Der Mann mit der Armspannweite von 2,11 Metern verlor „zwischen 1984 und 1992 keinen offiziellen Wettkampf“ und gewann unlängst mit seinem Boßelclub „Lat'n rull'n“ Schweinebrück die vierte Oldenburgische Landesmeisterschaft in Folge. Alkoholgenuß bei Ligakämpfen führt heutzutage zur Disqualifikation, und Bohlken erkennt weitere Indizien wachsender Professionalisierung. „Hier und da gibt's mal einen Sponsorenvertrag“, sagt er und: „Man hat schon mehrfach versucht, mich mit Arbeitsplatzangeboten abzuwerben.“ Erstmals wird im Juni auch offiziell um Geld geboßelt. 1.500 Mark erhält das beste Zweierteam. Klar, daß Bohlken dabei ist.

Im Gegensatz zu uns Dadaisten sind Könner wie Bohlken fähig, „die Straße zu lesen“. Sechzehn Schritte Steigerungslauf, dann feuert er den Boßel mit Urgewalt über den Asphalt, wobei er den Trick beherrscht, die Kugel im letzten Moment je nach Straßenlage über Daumen oder kleinen Finger abzurollen, auf daß der Effet sie länger auf dem „Kamm“ in der Bahnmitte halten möge. „Der Bär von Ellens“ sagt: „Du kannst das Ding nicht einfach mit Gebrüll dahinballern.“

Solch hohe Kunst wird in den lokalen Medien entsprechend gewürdigt. Vor jeder Saison veröffentlichen Zeitungen Boßel-Sonderbeilagen, Berichte von Wettkämpfen beanspruchen mehr redaktionellen Raum als solche aus der Fußball-Bundesliga.

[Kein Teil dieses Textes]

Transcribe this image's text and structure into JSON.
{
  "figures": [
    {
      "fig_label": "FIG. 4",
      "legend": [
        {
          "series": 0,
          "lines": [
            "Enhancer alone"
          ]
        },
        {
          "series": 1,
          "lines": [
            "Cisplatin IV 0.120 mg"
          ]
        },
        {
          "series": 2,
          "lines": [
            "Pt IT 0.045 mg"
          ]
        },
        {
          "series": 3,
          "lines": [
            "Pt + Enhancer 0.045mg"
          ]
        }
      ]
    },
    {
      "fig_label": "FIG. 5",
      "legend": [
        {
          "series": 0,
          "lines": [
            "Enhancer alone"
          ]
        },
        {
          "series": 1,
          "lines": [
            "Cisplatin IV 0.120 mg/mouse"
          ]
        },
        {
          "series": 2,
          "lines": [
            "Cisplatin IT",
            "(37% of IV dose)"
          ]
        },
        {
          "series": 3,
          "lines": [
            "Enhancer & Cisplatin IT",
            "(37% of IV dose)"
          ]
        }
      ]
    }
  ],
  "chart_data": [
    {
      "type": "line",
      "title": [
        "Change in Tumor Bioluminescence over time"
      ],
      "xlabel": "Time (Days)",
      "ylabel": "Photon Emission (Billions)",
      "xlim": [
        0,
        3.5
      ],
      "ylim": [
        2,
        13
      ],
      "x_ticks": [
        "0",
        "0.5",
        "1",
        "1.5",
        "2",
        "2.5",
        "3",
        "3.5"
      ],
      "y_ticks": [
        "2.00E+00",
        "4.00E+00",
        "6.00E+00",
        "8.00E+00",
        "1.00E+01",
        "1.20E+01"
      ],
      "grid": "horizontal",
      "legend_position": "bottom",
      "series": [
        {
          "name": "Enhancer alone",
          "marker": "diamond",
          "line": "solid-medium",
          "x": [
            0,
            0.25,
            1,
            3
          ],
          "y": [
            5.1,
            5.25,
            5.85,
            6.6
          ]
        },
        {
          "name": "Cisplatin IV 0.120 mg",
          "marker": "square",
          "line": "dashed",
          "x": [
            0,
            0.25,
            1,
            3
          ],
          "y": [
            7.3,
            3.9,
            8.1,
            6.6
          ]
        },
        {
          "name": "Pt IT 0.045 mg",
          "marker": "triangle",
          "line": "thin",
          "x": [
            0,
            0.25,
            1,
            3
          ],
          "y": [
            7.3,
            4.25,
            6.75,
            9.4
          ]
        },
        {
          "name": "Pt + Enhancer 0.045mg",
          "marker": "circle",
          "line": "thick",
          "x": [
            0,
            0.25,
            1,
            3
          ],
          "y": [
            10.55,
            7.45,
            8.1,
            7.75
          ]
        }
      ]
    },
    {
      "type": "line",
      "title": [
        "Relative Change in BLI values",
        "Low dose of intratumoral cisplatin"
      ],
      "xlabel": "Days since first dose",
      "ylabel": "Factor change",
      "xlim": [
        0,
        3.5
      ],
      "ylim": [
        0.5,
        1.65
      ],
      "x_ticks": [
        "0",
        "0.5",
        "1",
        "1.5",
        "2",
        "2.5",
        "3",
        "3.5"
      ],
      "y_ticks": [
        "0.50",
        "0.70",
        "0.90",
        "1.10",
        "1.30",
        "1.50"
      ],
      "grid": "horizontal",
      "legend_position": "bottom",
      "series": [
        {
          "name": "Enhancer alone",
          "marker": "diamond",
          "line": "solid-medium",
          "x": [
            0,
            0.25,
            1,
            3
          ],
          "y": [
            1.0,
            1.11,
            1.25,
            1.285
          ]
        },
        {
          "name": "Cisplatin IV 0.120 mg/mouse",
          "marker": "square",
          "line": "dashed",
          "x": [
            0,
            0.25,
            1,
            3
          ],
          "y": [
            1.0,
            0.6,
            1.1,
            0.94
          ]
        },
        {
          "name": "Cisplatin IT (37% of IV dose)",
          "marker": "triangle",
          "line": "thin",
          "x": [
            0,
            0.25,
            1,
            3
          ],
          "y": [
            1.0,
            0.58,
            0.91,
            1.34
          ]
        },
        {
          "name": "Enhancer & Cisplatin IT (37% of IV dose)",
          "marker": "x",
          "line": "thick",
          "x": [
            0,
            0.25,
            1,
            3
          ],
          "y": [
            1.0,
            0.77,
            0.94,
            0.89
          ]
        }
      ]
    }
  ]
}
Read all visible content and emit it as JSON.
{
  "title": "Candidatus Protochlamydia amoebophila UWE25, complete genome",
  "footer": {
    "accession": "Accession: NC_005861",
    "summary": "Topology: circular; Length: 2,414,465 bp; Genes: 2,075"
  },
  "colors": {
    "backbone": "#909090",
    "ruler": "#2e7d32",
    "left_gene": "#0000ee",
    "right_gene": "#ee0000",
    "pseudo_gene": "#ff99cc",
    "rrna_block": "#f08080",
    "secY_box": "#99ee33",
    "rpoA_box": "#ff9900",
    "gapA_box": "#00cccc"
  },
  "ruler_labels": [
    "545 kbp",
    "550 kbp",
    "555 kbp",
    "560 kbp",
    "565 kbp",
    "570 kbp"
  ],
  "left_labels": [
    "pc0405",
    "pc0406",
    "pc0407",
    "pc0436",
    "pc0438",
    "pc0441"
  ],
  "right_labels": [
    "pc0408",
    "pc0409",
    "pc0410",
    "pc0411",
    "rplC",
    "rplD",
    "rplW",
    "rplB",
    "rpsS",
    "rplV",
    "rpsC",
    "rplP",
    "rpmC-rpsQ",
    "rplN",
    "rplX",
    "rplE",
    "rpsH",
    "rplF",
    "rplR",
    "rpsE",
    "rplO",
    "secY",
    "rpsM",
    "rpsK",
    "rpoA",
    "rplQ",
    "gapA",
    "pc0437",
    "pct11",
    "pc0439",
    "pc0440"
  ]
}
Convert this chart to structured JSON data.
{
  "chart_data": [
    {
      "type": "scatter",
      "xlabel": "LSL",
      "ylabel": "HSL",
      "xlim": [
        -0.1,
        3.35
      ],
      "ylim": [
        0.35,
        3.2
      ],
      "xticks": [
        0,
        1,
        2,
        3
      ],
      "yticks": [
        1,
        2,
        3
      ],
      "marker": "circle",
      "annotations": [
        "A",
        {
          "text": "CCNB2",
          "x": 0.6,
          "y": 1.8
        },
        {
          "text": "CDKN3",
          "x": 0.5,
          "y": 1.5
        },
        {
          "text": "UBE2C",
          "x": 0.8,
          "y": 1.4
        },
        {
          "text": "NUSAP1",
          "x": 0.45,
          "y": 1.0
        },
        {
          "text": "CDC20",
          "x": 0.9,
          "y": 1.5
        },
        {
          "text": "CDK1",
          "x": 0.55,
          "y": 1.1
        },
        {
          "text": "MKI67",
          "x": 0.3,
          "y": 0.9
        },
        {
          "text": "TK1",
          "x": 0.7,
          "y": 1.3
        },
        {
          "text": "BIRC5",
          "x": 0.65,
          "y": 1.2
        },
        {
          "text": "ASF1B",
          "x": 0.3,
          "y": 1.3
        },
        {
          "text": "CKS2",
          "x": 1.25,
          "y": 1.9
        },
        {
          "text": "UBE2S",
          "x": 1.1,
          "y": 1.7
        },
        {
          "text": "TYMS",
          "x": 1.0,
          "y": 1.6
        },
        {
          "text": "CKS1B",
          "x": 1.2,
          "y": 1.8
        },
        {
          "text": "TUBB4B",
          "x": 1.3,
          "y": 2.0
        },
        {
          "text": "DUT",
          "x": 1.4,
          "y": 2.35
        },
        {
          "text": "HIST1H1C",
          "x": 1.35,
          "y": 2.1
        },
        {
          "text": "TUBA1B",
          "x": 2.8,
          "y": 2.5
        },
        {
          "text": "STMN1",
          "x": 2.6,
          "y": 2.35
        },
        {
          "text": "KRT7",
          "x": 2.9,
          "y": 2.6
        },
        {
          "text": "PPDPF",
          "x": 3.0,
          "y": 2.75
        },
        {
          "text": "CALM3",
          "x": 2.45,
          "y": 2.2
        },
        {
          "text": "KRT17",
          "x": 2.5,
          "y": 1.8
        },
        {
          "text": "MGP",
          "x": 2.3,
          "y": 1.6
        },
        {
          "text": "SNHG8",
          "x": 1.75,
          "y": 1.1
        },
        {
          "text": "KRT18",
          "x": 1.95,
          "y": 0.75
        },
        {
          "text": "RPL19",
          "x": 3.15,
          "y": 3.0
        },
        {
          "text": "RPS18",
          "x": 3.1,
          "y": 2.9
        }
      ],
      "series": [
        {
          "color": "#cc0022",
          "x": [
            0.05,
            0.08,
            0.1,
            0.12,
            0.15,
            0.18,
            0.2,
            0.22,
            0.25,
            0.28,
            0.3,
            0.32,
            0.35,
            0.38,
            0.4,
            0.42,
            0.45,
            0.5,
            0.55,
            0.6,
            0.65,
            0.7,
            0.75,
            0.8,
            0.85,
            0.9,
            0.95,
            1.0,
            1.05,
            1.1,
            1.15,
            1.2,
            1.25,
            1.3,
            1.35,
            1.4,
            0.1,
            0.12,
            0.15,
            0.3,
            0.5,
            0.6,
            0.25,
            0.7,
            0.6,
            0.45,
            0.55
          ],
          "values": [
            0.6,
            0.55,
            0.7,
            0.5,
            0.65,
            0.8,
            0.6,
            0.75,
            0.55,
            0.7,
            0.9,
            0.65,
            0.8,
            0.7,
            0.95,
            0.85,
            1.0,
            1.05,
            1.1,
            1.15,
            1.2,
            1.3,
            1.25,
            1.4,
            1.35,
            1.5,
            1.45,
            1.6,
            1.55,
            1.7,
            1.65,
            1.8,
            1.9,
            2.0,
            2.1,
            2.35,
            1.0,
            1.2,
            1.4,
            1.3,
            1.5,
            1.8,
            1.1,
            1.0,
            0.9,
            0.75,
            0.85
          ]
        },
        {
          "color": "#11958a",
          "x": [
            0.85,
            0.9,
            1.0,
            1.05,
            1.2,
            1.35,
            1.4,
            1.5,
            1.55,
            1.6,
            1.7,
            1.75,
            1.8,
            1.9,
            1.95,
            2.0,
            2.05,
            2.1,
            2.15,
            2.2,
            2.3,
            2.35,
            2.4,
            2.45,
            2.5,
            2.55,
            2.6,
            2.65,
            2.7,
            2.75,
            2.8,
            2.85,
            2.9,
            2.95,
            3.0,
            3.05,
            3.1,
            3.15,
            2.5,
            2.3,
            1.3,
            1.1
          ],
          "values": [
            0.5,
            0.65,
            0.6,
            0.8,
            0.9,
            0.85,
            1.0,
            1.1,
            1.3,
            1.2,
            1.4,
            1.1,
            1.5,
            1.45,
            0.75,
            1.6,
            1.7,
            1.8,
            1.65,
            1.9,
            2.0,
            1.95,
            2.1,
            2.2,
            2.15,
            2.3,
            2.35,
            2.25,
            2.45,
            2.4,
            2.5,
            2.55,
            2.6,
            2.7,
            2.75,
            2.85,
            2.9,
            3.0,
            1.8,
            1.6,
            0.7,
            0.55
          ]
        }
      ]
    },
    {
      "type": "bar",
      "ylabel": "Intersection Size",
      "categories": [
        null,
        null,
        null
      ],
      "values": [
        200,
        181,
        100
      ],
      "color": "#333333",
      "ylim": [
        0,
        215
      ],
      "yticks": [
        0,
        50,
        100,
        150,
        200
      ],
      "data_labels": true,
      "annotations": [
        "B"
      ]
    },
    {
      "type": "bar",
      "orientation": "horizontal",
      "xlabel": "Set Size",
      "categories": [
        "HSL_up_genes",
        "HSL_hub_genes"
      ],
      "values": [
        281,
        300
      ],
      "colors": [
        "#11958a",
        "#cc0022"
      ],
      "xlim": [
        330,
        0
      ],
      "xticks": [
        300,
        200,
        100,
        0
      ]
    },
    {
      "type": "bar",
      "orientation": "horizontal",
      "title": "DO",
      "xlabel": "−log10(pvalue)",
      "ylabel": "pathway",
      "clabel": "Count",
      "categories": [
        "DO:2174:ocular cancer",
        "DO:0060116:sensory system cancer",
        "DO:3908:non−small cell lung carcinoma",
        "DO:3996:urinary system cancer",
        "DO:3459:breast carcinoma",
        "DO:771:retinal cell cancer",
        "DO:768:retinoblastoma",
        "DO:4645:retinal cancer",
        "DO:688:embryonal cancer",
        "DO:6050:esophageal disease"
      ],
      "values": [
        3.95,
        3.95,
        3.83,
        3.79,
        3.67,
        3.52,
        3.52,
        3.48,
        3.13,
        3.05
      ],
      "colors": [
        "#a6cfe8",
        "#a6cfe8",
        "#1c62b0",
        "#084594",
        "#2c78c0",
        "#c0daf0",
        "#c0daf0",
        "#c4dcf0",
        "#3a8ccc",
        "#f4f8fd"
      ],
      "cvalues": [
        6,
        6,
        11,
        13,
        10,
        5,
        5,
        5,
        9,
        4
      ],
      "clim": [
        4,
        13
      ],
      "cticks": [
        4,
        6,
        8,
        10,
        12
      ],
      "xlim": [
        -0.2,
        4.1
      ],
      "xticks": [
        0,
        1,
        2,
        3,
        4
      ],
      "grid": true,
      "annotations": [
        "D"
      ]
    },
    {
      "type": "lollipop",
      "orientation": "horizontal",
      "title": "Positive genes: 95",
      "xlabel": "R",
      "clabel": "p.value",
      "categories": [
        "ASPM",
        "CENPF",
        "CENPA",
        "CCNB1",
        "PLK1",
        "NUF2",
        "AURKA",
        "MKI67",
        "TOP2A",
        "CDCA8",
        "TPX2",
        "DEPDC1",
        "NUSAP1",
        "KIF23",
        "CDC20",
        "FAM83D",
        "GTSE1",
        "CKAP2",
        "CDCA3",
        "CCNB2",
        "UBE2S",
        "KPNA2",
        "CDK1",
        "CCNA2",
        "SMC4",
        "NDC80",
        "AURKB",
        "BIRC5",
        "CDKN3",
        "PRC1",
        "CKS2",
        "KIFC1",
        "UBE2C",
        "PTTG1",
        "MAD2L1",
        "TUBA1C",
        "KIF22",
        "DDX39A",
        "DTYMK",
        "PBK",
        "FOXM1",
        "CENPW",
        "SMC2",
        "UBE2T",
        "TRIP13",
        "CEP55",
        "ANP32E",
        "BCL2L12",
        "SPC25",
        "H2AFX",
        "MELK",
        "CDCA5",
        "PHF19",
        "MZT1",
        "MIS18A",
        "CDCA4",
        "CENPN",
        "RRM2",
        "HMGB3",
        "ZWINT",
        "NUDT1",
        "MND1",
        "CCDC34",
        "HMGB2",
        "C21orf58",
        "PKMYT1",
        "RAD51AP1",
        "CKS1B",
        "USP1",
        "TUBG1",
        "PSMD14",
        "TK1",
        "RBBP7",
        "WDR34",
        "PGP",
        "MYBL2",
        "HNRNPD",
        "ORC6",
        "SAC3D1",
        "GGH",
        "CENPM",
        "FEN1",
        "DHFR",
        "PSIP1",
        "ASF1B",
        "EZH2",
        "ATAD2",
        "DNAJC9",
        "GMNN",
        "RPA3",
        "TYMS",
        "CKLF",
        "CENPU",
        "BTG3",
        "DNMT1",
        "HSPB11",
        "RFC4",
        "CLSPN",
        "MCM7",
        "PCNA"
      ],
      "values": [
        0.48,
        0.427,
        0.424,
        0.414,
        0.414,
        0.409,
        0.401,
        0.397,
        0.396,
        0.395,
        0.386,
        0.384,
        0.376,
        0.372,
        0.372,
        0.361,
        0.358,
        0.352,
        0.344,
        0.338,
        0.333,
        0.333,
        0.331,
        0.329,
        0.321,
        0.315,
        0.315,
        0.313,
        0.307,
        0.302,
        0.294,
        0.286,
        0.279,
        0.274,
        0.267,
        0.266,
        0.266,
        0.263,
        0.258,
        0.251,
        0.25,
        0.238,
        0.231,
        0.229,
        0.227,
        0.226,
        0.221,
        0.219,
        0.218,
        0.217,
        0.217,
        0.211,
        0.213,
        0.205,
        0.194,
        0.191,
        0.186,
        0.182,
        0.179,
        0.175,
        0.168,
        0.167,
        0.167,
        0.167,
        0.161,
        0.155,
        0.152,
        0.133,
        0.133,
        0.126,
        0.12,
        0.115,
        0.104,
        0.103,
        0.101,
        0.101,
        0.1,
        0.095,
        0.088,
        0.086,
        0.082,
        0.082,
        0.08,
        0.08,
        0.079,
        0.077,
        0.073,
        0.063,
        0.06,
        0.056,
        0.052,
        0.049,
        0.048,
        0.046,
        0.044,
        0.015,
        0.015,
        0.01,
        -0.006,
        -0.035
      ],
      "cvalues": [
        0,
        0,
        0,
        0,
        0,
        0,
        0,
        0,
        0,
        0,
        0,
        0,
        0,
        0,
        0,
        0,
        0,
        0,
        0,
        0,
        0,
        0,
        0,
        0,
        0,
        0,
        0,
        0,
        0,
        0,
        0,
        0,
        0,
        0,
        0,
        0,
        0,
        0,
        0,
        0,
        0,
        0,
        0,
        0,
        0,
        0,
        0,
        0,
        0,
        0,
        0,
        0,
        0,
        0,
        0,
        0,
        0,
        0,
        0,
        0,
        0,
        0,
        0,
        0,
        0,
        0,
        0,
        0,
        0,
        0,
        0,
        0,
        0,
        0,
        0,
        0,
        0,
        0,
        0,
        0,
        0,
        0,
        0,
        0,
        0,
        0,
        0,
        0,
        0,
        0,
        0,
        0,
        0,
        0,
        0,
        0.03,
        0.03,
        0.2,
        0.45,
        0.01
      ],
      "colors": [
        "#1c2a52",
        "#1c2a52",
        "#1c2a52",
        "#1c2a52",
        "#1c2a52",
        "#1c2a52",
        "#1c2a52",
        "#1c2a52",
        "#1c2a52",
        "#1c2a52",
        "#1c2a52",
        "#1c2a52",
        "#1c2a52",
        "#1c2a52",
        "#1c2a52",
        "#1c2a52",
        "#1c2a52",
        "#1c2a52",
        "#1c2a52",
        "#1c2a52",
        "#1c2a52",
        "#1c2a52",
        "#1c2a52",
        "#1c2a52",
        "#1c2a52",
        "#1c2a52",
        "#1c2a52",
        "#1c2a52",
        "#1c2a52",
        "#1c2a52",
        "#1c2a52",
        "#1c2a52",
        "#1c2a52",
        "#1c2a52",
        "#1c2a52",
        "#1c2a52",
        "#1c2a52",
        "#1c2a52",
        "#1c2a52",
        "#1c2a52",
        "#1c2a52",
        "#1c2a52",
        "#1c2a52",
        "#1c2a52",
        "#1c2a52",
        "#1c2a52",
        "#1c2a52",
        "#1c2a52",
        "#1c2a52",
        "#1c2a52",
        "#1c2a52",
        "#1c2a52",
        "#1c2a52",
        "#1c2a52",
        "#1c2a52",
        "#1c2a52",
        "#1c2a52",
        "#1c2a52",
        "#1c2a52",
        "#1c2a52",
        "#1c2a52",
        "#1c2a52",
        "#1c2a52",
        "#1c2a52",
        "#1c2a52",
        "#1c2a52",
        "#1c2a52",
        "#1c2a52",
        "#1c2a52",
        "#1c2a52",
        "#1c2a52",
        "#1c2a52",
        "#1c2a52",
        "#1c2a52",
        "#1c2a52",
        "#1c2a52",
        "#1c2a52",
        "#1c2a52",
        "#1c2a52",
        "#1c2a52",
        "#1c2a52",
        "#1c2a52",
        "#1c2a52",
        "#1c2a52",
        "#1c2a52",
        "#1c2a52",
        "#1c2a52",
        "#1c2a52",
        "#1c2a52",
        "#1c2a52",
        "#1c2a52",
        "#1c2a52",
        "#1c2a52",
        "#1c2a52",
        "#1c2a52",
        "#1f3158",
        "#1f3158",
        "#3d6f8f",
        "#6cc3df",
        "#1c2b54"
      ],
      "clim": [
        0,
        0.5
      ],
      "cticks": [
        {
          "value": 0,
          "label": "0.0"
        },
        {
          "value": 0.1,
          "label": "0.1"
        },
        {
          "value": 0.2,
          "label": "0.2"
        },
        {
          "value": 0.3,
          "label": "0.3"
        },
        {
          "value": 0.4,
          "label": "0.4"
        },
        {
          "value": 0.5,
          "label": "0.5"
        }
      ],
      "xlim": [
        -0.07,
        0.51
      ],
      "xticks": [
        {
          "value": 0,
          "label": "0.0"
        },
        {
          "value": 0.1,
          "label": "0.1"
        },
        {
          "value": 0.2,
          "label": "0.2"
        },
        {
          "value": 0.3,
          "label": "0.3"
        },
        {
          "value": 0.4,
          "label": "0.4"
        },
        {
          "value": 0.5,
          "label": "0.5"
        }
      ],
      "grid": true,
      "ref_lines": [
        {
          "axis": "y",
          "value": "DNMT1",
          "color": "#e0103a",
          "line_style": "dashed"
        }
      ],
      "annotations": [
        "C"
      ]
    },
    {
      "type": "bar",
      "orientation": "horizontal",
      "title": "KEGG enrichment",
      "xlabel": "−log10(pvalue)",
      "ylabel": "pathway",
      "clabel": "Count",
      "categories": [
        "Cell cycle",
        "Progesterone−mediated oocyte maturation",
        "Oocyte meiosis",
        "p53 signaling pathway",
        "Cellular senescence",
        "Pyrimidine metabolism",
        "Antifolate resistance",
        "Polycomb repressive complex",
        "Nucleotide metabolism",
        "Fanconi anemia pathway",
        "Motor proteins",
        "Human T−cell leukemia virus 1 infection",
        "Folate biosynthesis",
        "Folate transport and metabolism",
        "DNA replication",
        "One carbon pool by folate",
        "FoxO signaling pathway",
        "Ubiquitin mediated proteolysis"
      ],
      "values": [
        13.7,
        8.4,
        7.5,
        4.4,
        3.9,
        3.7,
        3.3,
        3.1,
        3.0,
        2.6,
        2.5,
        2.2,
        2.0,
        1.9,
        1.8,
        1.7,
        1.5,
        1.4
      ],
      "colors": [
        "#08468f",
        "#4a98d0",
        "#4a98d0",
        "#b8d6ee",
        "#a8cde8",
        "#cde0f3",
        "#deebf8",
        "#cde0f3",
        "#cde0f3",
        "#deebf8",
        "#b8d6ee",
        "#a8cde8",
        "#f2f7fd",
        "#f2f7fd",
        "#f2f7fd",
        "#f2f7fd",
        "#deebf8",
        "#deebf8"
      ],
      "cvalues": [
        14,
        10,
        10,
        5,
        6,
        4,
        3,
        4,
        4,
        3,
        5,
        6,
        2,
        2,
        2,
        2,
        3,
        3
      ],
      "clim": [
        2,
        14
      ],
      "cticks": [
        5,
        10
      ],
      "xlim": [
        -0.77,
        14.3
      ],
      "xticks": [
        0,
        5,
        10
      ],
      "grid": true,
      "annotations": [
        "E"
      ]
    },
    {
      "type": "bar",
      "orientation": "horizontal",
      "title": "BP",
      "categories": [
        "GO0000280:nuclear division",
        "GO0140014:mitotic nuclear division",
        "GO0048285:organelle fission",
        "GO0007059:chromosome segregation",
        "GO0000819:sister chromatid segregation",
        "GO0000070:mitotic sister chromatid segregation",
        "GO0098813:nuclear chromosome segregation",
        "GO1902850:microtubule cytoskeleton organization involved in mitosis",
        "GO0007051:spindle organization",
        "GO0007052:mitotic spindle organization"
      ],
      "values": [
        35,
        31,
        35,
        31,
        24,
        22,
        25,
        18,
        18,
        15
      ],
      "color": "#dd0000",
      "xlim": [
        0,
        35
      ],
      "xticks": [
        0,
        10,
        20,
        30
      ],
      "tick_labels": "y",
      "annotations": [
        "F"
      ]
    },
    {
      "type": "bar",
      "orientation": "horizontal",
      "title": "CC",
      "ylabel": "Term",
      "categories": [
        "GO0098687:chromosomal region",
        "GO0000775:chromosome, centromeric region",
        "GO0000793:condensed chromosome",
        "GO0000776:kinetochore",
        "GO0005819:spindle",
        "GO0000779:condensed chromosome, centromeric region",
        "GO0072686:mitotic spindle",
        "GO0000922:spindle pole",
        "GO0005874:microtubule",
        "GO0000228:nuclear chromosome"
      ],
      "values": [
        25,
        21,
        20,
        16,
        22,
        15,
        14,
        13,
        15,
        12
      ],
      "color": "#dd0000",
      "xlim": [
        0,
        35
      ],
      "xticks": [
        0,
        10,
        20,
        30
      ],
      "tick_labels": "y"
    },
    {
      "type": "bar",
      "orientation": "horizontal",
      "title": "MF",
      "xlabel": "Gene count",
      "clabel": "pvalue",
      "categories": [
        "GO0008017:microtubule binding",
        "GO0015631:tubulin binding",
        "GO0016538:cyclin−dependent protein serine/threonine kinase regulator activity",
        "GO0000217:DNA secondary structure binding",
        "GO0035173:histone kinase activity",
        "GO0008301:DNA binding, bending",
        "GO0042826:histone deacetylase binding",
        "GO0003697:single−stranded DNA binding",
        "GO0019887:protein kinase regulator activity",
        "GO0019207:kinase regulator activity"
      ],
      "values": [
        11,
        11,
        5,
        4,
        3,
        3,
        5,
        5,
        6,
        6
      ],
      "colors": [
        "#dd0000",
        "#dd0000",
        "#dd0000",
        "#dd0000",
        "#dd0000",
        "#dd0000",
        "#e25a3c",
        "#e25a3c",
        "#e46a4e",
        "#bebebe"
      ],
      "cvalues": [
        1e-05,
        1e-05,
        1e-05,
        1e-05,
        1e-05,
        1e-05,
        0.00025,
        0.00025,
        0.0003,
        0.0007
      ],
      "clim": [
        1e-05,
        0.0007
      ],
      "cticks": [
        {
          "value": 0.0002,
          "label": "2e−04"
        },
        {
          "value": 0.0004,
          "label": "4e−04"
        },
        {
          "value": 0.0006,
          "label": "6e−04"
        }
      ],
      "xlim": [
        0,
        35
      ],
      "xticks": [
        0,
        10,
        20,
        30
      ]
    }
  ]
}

Boßeln boomt. Wohl bleibt der Besuch von etwa 20.000 „Käklern und Mäklern“ (übersetzt: Zuschauern) bei einem Klootschießerkampf 1924 bislang unerreicht, doch vom allgegenwärtigen Mitgliederschwund der Sportvereine ist beim FKV nichts zu spüren. Die Zahl der Aktiven wächst stetig. 1962 waren 5.120 Boßler und Klootschießer im FKV registriert, fünfzig Jahre später bereits knapp 40.000, heute sind es an die 45.000, Tendenz: weiter steigend. Das Werfen wird an Schulen gelehrt und in Vereinen und Leistungszentren perfektioniert. Und kein Friese, der sich nicht zumindest einmal in seinem Leben an der dadaistischen Version versuchte.

Trotz aller Begeisterung: An deutschen Küsten sind irische Verhältnisse derzeit nicht in Sicht. Dort werden an die Sportler noch ganz andere Maßstäbe angelegt. Umgerechnet 15.000 Mark hat die Brauerei Guinness demjenigen versprochen, dem es gelingt, eine 800 Gramm schwere Eisenkugel über die Eisenbahnbrücke bei Cork zu werfen. „Der Bär von Ellens“ bereitet sich professionell vor. Er schleudert den Kloot daheim über Hochspannungsleitungen und über den Ausleger eines Baukrans.